Разговор Рузского с председателем Государственной Думы начался в три часа тридцать минут ночи на 1-ое марта и продолжался до 7 час. 30 мин. утра. Разговор все время постепенно передавался в Ставку.

Разговор этот так важен, что его анализ мог бы составить предмет обширного исторического исследования. Ограничимся лишь указанием на непоследовательность Родзянки в нем и на твердое желание Рузского избежать отречения. Происходи этот разговор в другое время, когда Рузский был не так утомлен и взволнован, не будь в то же время болен М. В. Алексеев, первый несомненно составил бы себе ясное представление о словах Родзянко, а второй не разослал бы своей циркулярной телеграммы 2-го марта (№ 20).

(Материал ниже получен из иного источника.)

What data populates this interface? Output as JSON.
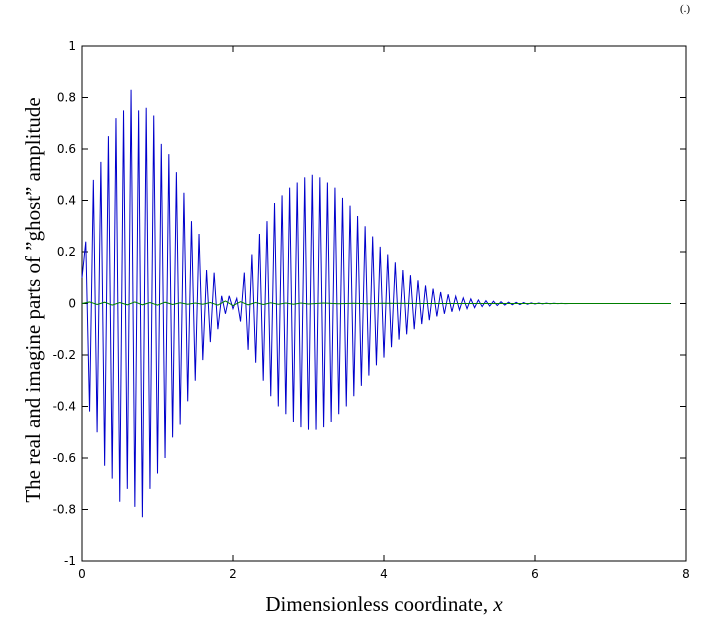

Но ни в Пскове, ни в Ставке никто не спал уже вторую ночь.

Когда разговор был окончательно передан в Ставку, там сразу решили, что отречение – единственный исход. Это видно из документа № 19.

Н. В. Рузский, измученный и тоже больной, в исходе девятого часа утра прилег, велев разбудить его через час, чтобы итти с докладом о своем разговоре к государю. Он еще надеялся, что манифест сделает свое дело, но в Ставке решили иначе и требовали, чтобы Рузский ни минуты не медлил итти к государю – убеждать его отречься, и уже писали циркулярную телеграмму главнокомандующим, предлагая им «просить» согласия государя на отречение.

Между получением в Ставке окончания разговора Рузского с Родзянко и посылкой циркулярной телеграммы прошло 2 час. 45 мин.

Раньше чем перейти к этой телеграмме и к рассказу о том докладе, который Рузский имел в 10 час. утра 2-го марта, вернемся к злосчастному разговору.

Ген. Рузский спокойно осведомляет председателя Государственной Думы о прибытии государя и высказывает огорчение, что Родзянко не приехал, желает знать причину этому, прежде чем говорить о событиях минувшего вечера.

Причин неприбытия три, по словам Родзянко – 1) взбунтовался эшелон, шедший с Северного фронта, и решил не пропускать поезда, 2) Родзянко получил сведение, что его отъезд может вызвать нежелательные (кому) последствия, 3) невозможность покинуть разбунтовавшийся Петербург, так как «только ему верят, только его приказания исполняют».

Рузский делает вывод, что Родзянко держит власть в руках и не изменил. С ним можно говорить. Он говорит о манифесте, как о акте состоявшемся, и только спрашивает, согласен ли Родзянко стать во главе первого кабинета. Родзянко в ответ интересуется текстом манифеста, но объясняет, что в Пскове не отдают себе отчета о творящемся в Петербурге (мы знаем, что и Родзянко себе в этом отчета не отдавал), и сразу начинает объяснять, что он два с половиной года предсказывал революцию, но его не слушали. В результате – стушевавшееся правительство, братающиеся с народными толпами войска, анархия и решение принятое им возглавить революцию и арестовать министров. Все это, с одной стороны, сопровождается выпадами против государыни, а с другой – признанием, что он, «которого все слушают и приказания исполняют», чувствует себя на волоске от заточения в Петропавловскую крепость, куда он сам отправил министров. Наконец, следует сообщение, что манифест опоздал. – Он еще не знает, какой манифест, но знает, что манифест не годится.